The Penn Current recently featured Penn Language Center's new initiative to increase the diversity of language education and preserve endangered languages in Native American communities:
Educational Partnerships with Indigenous Communities, a new initiative at the Penn Language Center, seeks to increase the diversity of language education at the University and preserve endangered languages in Native American communities.
A new initiative at the Penn Language Center (PLC) has an acronym that is apropos for the size of its mission. Educational Partnerships with Indigenous Communities, or EPIC, seeks to increase the diversity of language education at Penn by expanding the number of Indigenous languages offered at the University. EPIC also aims to preserve endangered languages in Native American communities and the valuable cultural knowledge they encode.
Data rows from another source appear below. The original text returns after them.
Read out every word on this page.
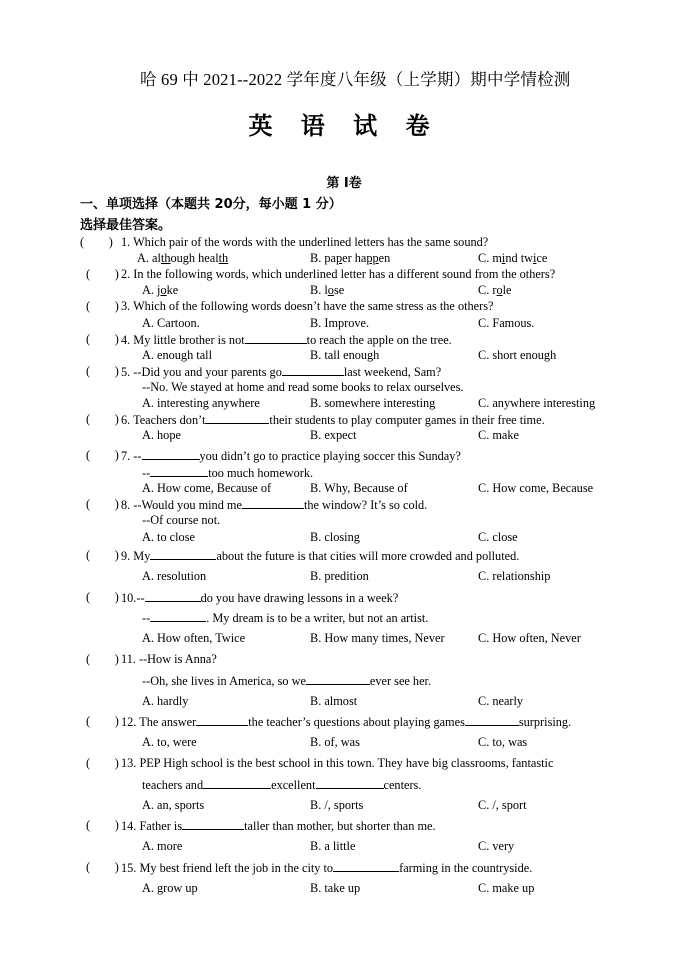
哈 69 中 2021--2022 学年度八年级（上学期）期中学情检测
英 语 试 卷
第 I卷
一、单项选择（本题共 20分，每小题 1 分）
选择最佳答案。
(　　) 1. Which pair of the words with the underlined letters has the same sound?
A. although health	B. paper happen	C. mind twice
(　　) 2. In the following words, which underlined letter has a different sound from the others?
A. joke	B. lose	C. role
(　　) 3. Which of the following words doesn’t have the same stress as the others?
A. Cartoon.	B. Improve.	C. Famous.
(　　) 4. My little brother is not	to reach the apple on the tree.
A. enough tall	B. tall enough	C. short enough
(　　) 5. --Did you and your parents go	last weekend, Sam?
--No. We stayed at home and read some books to relax ourselves.
A. interesting anywhere	B. somewhere interesting	C. anywhere interesting
(　　) 6. Teachers don’t	their students to play computer games in their free time.
A. hope	B. expect	C. make
(　　) 7. --	you didn’t go to practice playing soccer this Sunday?
--	too much homework.
A. How come, Because of	B. Why, Because of	C. How come, Because
(　　) 8. --Would you mind me	the window? It’s so cold.
--Of course not.
A. to close	B. closing	C. close
(　　) 9. My	about the future is that cities will more crowded and polluted.
A. resolution	B. predition	C. relationship
(　　) 10.--	do you have drawing lessons in a week?
--	. My dream is to be a writer, but not an artist.
A. How often, Twice	B. How many times, Never	C. How often, Never
(　　) 11. --How is Anna?
--Oh, she lives in America, so we	ever see her.
A. hardly	B. almost	C. nearly
(　　) 12. The answer	the teacher’s questions about playing games	surprising.
A. to, were	B. of, was	C. to, was
(　　) 13. PEP High school is the best school in this town. They have big classrooms, fantastic
teachers and	excellent	centers.
A. an, sports	B. /, sports	C. /, sport
(　　) 14. Father is	taller than mother, but shorter than me.
A. more	B. a little	C. very
(　　) 15. My best friend left the job in the city to	farming in the countryside.
A. grow up	B. take up	C. make up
“EPIC and the PLC will be a place to gather teachers from Native American communities, curriculum developers, and scholars from across the humanities,” says PLC Academic Director Christina Frei, a leader in bringing Indigenous language instruction to Penn, most notably the Quechua language classes taught by Américo Mendoza-Mori.
Timothy Powell, a senior lecturer in the Department of Religious Studies in the School of Arts & Sciences (SAS), will direct EPIC. He plans to build on his current research, working in close partnership with community-based language teachers and elders in Indigenous communities.